User critiques Nabokov. Speak, Irony.

I do want us to get on. So let me tell you that I do feel that postmodern literature and its antecedents from Laurence Sterne to Herman Melville is actually the most adept at handling my relationship with my parents, my deep-seated sense of personal shame, as well as my unusually inflated fears and addictions

You’re wrong there.

Literature of other kinds simply doesn't do it for me in the same way.

I’m not talking about other kinds of literature—although War and Peace, Women in Love, the Tenth Purana, The Divine Comedy, East of Eden, The Tropic of Capricorn, King Lear and so on offer far more by way of psychological insight than Nabokov, Kafka and Conrad will: Melville is a bit more human though). I’m talking about reality and approaching reality non-intellectually, with your whole heart, all senses open: seeking the truth of the context with your whole being and acting on that indisputable truth.

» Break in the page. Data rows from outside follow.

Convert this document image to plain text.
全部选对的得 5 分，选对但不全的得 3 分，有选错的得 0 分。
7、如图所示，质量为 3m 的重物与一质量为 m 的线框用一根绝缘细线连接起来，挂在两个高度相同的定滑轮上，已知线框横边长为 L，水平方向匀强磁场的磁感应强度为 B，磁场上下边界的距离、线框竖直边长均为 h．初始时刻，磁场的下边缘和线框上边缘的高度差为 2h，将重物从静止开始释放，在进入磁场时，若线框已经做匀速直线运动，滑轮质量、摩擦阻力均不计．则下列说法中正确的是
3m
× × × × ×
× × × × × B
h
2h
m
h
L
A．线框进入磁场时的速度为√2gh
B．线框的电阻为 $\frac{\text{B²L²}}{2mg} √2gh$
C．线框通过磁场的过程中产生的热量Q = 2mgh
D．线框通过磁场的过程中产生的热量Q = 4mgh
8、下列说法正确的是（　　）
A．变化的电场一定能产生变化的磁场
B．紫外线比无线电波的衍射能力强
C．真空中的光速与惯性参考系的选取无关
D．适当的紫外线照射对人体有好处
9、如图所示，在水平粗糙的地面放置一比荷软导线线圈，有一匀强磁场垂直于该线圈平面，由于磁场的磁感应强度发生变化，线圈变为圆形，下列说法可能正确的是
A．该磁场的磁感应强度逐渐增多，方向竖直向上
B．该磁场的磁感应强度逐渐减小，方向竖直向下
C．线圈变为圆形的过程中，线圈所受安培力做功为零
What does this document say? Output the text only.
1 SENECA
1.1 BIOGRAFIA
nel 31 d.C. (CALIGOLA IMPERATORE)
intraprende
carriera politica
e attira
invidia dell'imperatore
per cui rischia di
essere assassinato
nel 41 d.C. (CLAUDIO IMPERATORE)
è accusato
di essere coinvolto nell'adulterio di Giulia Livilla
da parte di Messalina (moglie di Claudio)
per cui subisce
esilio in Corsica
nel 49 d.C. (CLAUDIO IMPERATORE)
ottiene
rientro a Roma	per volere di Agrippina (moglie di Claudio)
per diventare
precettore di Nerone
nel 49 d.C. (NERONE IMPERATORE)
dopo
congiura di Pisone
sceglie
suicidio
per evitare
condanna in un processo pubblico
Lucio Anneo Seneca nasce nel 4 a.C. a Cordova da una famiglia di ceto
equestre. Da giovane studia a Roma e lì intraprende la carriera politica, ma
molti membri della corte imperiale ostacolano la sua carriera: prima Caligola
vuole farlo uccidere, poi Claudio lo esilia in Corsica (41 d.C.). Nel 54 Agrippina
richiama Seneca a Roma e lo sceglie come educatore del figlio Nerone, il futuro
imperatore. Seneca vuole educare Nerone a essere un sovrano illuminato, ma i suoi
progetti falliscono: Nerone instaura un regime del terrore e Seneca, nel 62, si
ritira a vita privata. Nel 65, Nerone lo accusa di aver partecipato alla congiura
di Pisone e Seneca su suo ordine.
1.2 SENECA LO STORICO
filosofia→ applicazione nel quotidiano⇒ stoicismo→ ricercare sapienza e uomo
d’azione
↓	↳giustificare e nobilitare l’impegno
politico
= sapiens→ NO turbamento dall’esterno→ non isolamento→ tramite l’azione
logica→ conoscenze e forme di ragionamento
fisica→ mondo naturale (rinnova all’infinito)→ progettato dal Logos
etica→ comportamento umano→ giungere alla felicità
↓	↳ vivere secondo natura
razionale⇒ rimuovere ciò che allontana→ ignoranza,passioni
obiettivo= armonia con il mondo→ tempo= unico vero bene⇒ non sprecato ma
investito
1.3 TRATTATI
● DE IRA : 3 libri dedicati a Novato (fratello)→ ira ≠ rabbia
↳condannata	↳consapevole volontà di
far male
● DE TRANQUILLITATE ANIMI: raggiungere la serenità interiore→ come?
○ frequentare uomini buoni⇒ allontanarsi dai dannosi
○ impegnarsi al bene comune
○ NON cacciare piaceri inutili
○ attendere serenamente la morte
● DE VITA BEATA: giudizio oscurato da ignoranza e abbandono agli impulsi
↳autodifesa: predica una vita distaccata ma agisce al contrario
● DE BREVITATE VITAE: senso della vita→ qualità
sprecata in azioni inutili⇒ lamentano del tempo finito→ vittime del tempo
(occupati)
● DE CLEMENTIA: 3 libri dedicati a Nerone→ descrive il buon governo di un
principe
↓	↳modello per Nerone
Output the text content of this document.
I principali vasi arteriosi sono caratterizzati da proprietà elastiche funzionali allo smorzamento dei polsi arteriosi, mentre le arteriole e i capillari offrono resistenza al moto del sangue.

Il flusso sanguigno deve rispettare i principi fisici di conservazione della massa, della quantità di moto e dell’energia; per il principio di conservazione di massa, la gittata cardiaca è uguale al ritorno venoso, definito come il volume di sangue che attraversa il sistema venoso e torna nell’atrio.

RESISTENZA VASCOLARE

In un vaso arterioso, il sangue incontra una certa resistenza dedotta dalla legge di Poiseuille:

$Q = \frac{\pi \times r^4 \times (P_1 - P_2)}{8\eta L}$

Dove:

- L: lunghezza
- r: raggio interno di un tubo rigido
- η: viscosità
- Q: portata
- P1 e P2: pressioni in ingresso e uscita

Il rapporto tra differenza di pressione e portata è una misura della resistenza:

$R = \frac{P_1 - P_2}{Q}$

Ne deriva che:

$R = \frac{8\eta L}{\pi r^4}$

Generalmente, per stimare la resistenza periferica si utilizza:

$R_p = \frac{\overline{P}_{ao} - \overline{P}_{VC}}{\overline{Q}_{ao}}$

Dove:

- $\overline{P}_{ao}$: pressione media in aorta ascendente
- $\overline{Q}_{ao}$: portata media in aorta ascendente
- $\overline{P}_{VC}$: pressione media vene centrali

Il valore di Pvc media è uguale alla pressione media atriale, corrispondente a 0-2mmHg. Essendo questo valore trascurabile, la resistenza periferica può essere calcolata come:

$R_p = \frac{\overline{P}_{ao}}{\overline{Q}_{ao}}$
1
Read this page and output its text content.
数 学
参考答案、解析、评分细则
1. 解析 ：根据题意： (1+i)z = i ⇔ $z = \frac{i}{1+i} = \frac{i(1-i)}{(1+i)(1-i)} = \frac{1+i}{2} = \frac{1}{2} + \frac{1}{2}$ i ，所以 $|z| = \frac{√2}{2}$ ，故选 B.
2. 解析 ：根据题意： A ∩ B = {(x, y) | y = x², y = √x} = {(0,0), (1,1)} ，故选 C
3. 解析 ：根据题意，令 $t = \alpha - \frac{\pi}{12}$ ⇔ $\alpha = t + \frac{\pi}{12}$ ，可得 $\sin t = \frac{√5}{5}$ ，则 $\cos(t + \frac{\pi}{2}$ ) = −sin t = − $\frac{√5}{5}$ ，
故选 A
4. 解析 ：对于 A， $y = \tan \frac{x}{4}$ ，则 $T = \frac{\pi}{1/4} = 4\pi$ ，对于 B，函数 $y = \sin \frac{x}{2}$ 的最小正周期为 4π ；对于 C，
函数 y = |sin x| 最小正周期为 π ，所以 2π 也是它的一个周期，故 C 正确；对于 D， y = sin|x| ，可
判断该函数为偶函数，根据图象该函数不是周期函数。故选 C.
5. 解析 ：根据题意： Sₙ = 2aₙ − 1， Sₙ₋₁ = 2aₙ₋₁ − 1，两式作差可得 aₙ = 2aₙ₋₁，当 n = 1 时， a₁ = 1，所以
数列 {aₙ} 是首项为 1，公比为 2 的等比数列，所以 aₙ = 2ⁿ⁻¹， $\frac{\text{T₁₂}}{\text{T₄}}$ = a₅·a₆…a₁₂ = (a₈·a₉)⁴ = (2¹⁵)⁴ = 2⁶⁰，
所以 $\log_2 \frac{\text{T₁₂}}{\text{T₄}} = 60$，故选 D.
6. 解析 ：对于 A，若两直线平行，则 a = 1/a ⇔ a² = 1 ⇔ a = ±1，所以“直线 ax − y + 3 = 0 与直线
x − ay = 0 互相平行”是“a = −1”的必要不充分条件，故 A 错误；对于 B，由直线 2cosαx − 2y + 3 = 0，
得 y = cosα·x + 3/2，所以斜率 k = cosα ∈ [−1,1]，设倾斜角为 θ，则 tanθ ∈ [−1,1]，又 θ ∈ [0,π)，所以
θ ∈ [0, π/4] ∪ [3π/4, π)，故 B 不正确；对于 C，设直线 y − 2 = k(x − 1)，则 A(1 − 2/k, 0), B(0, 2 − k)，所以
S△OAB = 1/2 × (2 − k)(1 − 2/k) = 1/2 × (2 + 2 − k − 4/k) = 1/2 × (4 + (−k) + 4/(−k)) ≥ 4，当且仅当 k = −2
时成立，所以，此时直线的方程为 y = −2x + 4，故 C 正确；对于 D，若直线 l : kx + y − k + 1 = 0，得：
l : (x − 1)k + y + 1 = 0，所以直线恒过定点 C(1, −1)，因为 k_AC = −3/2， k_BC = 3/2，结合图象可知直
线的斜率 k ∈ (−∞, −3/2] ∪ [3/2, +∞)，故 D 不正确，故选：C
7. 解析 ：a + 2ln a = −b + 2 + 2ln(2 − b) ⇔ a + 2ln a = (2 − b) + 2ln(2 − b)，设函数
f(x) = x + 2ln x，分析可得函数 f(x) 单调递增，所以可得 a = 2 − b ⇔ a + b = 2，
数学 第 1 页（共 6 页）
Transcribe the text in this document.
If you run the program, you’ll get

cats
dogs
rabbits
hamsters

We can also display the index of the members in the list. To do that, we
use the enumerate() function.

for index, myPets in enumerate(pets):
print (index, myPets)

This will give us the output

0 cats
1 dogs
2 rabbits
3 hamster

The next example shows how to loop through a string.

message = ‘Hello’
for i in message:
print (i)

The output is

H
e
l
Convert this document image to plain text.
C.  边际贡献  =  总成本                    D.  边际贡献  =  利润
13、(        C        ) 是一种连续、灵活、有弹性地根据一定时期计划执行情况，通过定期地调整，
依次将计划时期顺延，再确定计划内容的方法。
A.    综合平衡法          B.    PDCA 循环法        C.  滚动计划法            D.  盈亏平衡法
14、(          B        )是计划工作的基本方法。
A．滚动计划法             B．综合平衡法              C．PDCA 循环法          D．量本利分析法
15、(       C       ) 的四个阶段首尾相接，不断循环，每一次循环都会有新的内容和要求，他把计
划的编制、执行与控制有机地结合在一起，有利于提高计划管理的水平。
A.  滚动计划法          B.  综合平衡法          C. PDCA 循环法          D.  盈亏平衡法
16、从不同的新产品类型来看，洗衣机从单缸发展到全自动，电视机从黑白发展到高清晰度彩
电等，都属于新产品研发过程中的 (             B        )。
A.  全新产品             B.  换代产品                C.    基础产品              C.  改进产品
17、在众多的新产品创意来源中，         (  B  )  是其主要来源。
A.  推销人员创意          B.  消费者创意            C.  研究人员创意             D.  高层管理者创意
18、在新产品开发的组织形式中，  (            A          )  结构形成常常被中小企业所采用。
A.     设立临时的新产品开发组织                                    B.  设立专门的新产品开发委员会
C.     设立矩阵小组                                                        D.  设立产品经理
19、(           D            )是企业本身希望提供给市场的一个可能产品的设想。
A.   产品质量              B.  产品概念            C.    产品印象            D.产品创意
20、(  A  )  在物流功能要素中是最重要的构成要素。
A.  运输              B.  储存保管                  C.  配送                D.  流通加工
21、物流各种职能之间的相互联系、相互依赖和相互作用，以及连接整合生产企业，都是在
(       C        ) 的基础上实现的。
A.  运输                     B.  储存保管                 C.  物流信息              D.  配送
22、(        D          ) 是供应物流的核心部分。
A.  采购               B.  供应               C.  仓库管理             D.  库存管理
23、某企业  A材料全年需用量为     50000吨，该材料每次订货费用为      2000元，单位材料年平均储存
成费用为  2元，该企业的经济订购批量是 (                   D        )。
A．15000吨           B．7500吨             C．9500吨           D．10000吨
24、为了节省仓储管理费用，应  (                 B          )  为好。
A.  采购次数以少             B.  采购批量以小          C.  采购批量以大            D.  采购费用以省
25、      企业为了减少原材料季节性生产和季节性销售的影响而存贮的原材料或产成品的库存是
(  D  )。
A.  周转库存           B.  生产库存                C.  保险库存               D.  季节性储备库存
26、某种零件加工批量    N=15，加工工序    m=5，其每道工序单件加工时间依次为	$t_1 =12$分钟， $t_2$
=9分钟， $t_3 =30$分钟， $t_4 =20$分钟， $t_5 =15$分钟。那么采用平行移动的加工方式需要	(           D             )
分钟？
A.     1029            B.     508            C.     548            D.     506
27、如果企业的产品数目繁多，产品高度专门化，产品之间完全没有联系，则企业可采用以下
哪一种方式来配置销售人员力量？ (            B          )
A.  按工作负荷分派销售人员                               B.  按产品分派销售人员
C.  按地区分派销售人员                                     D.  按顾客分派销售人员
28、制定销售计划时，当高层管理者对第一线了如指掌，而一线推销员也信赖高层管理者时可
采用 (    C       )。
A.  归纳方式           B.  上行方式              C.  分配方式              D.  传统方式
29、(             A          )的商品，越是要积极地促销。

Can’t talk to a pretty girl on the bus? Can’t tell your parents, straight, what they mean to you, or get over their demands? Premature ejaculation or impotence? Can’t stop thinking about something? Can’t stop eating, using porn, playing video games, using the internet, worrying, worrying, worrying? Anxious, depressed, irritable, ashamed, deeply bored, cut-off somehow from life? The idea that postmodernism, one of the most superficial ideologies the world has ever produced, can solve these problems is laughable.

Although I wouldn't mind an acknowledgement that you're not being entirely fair in departing from my attempt to justify the postmodern project to you.

It is fruitless to argue about ideologies. I understand postmodernism perfectly well, just as I do Christianity and Islam. I don’t debate the truth within the framework of postmodernism, for the same reason I don’t argue about God with a Christian. I have better things to do with my life.